Either you don’t understand that and think all inequities are equally unfair, or you are a jury consultant scouring the web for ways to acid test possible defenses for Kaiser’s soon to be share plummeting stock prices. Since no one could be that stupid, I’m going with hypothesis number two.
ned510 08.05.06 at 5:36 pm
you are right, this is important, but seems to have been ignored. i used to work at kaiser as an internist, and am not surprised by the story. when i first started at kaiser, people said,”why do you want to work at kaiser?” later some of those same people said, “how can i work at kaiser?” over the years things changed. when i started and for several years there after the head of the department was always one of the best clinicians; now there are physician- administrators who spend the bulk of their time in administration, are not known for clinical skills, and the bottom line has replaced primum non nocere. the second reason is that in recent years kaiser has grown, and received awards for quality of care. this led to the head of my department saying that since we were the largest provider in the community, the way kaiser did things thus was the community standard. references to the way things were done
ouside of kaiser didn’t count.
the whole thing is terribly sad.
eudoxis 08.05.06 at 6:33 pm
Okay, the poor management of the kidney transplant program at Kaiser most likely entailed multiple problems, leading to poor patient care and, possibly, wrongful deaths. I’m not defending Kaiser. I am looking at organ allocation in a broader context and with some sympathy for those who die while on the waiting list during the normal course of events, whose families won’t be lucky enough to benefit from a settlement. I just don’t think that the equity of any kind of allocation system is ethically as straightforward as some of you seem to think.
Barry 08.05.06 at 6:41 pm
Jet, you’re probably wrong. I’ve yet to see something on CT where some guy doesn’t waltz in and approve of it.

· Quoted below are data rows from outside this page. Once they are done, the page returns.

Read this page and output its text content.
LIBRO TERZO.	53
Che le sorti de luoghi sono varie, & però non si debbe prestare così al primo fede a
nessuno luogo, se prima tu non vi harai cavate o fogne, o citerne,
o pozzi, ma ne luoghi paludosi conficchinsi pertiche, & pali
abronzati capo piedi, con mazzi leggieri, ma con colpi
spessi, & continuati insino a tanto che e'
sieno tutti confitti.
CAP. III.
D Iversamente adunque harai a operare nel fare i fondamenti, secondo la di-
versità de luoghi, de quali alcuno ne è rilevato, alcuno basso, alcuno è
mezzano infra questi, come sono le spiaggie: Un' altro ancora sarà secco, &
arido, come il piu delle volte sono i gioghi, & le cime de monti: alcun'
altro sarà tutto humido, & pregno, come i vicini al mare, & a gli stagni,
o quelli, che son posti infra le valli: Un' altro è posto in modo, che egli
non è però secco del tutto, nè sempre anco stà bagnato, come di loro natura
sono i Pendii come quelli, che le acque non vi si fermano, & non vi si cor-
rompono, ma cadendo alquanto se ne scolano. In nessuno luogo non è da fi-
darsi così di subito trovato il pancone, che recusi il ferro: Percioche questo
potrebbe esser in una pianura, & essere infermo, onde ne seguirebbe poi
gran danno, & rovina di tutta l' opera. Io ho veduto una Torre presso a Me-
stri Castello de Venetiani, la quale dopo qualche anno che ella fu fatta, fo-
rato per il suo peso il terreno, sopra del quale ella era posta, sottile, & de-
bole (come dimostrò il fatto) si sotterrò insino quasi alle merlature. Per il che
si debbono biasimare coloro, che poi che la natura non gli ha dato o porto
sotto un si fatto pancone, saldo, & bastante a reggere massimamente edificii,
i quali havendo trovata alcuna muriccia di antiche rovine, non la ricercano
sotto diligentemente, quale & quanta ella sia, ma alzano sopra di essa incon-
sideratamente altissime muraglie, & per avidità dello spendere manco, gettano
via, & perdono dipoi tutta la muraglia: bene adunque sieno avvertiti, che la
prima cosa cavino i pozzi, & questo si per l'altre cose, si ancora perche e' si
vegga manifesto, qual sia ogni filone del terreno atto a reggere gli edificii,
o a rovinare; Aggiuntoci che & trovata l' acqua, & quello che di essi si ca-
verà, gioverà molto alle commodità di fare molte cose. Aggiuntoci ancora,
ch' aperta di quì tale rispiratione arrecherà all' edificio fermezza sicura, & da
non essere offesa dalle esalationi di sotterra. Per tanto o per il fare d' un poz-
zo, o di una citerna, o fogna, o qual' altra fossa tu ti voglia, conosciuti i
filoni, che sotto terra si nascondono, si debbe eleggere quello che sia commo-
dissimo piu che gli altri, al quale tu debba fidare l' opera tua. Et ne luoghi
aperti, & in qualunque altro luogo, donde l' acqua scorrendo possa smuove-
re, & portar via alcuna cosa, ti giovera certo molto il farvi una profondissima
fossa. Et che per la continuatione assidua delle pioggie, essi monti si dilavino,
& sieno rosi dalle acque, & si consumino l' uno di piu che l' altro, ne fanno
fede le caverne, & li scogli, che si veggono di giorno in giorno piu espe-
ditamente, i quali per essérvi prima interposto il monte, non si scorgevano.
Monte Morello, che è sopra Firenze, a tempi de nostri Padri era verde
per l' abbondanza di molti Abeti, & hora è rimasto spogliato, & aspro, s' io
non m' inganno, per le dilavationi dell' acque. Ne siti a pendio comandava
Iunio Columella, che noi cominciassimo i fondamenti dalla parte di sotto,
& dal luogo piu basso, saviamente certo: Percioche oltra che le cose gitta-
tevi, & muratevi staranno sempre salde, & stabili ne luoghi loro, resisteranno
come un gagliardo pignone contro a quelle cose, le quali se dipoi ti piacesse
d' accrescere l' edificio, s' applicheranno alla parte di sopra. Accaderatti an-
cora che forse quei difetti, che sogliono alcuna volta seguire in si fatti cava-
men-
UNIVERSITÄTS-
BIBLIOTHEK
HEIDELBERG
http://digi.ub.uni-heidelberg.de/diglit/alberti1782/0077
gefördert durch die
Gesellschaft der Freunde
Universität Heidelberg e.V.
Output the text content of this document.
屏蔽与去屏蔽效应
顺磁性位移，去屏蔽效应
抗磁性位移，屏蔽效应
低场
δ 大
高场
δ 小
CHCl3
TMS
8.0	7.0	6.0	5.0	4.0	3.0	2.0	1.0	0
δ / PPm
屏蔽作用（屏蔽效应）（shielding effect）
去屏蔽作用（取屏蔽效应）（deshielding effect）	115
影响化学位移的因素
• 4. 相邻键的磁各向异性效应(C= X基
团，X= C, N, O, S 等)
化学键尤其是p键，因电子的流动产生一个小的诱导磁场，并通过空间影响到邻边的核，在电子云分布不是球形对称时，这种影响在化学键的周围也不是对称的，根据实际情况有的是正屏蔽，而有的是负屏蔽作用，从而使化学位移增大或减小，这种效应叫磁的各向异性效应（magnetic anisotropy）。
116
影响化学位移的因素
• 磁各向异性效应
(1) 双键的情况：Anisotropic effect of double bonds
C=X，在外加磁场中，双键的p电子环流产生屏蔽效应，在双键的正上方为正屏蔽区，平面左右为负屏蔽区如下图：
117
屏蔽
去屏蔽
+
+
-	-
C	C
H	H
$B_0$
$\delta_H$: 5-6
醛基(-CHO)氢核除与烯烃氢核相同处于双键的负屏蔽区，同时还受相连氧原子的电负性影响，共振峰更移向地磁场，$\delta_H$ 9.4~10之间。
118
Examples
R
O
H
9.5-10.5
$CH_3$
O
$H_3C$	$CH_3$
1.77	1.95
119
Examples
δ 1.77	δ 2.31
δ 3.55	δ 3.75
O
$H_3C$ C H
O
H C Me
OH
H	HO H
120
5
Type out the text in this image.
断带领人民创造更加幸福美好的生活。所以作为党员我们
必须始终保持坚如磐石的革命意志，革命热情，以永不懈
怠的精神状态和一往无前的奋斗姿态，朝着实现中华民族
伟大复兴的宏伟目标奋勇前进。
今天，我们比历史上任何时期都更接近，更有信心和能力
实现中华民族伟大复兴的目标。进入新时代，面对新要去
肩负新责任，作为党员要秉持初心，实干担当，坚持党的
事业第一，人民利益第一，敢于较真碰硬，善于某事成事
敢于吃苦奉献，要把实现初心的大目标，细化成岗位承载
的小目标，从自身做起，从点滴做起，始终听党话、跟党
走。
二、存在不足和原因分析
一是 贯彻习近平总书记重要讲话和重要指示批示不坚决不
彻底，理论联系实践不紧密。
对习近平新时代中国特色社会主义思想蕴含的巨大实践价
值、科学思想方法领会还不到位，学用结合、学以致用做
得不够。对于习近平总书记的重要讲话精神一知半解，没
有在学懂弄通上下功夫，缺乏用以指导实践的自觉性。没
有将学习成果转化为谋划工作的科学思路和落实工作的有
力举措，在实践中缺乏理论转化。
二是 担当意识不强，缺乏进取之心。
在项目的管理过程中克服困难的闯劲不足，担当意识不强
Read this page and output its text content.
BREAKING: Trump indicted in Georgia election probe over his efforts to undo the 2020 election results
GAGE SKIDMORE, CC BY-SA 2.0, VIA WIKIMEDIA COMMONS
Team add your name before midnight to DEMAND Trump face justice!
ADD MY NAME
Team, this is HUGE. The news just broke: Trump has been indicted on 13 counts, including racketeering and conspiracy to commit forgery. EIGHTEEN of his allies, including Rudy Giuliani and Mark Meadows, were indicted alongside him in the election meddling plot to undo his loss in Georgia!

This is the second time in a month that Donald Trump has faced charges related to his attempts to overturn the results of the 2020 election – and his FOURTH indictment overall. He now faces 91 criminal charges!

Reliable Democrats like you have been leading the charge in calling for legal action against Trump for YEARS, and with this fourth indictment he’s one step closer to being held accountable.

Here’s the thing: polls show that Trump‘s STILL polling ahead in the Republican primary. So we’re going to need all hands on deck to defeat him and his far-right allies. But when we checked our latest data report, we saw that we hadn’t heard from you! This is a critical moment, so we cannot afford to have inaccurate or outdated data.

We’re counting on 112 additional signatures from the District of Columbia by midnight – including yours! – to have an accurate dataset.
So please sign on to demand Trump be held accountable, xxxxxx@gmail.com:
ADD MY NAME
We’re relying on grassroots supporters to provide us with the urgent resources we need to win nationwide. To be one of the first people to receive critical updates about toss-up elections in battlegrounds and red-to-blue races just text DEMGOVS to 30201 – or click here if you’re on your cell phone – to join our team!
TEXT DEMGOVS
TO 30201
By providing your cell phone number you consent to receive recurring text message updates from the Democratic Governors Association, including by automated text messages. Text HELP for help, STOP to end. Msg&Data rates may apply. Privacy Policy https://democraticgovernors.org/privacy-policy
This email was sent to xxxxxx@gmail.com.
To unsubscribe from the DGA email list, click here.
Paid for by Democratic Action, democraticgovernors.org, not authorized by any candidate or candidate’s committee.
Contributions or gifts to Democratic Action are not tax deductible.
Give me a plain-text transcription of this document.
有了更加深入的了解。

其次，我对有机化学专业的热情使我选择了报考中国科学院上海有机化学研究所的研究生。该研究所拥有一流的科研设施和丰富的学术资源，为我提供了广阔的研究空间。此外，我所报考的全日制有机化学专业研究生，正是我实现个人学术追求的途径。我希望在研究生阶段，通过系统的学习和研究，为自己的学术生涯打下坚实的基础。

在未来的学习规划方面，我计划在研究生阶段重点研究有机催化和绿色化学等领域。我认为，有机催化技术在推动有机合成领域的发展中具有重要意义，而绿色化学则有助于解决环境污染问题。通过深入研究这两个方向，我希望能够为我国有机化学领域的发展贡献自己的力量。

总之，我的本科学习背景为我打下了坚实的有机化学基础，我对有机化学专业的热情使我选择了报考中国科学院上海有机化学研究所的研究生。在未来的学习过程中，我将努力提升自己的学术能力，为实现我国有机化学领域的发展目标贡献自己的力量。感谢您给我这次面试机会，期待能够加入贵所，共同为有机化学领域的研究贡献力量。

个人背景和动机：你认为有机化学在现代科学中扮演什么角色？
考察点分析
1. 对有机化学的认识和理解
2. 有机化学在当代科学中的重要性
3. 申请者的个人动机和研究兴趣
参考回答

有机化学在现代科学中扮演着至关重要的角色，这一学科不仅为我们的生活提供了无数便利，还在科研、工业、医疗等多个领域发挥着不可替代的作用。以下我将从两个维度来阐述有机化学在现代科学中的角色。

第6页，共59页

Ardeth 08.06.06 at 11:51 am
This is my first blog comment. I am, what is called in the business, a donor Mom. That means my child died, and her organs were donated. About a year after her death, I used my experience to volunteer to educate in the local high school Drivers’ Ed classes, so that students would know what they were signing up for, IF they put ORGAN DONOR on their licenses. Since I was a teacher/principal, the local Organ Procurement Agency was happy to get my services. I have since spent a lot of time educating myself on the fascinating/heart-breaking process called organ donation. You have said many correct things on this blog. I only wish to correct one mistake which is crucial to people’s understanding. IN THE UNOS SYSTEM, HOW MUCH MONEY YOU HAVE, OR THE COLOR OF YOUR SKIN DOES NOT GIVE YOU PREFERENCE FOR RECEIVING AN ORGAN!! There are inherent problems in any system, and the ones where people’s lives are at stake are especially galling. UNOS is not perfect, but it is the fairest, most complexly-complete one that really caring, educated medical people can contrive to this point. It will need to change (and so will the current health care payment systems) with the continued research findings that are a part of transplantation, and with new issues that will continue to arise, such as directed living donation. Yet, I have found in the 13 years since my daughter’s death, that this area of continuously evolving medicine and all the “people stories” that are associated with the process are inspiring.
P.S. Just as I tell all my Drivers’ Ed classes, if you don’t want to be an organ donor, I totally respect your wishes. I just want you to KNOW what you are deciding.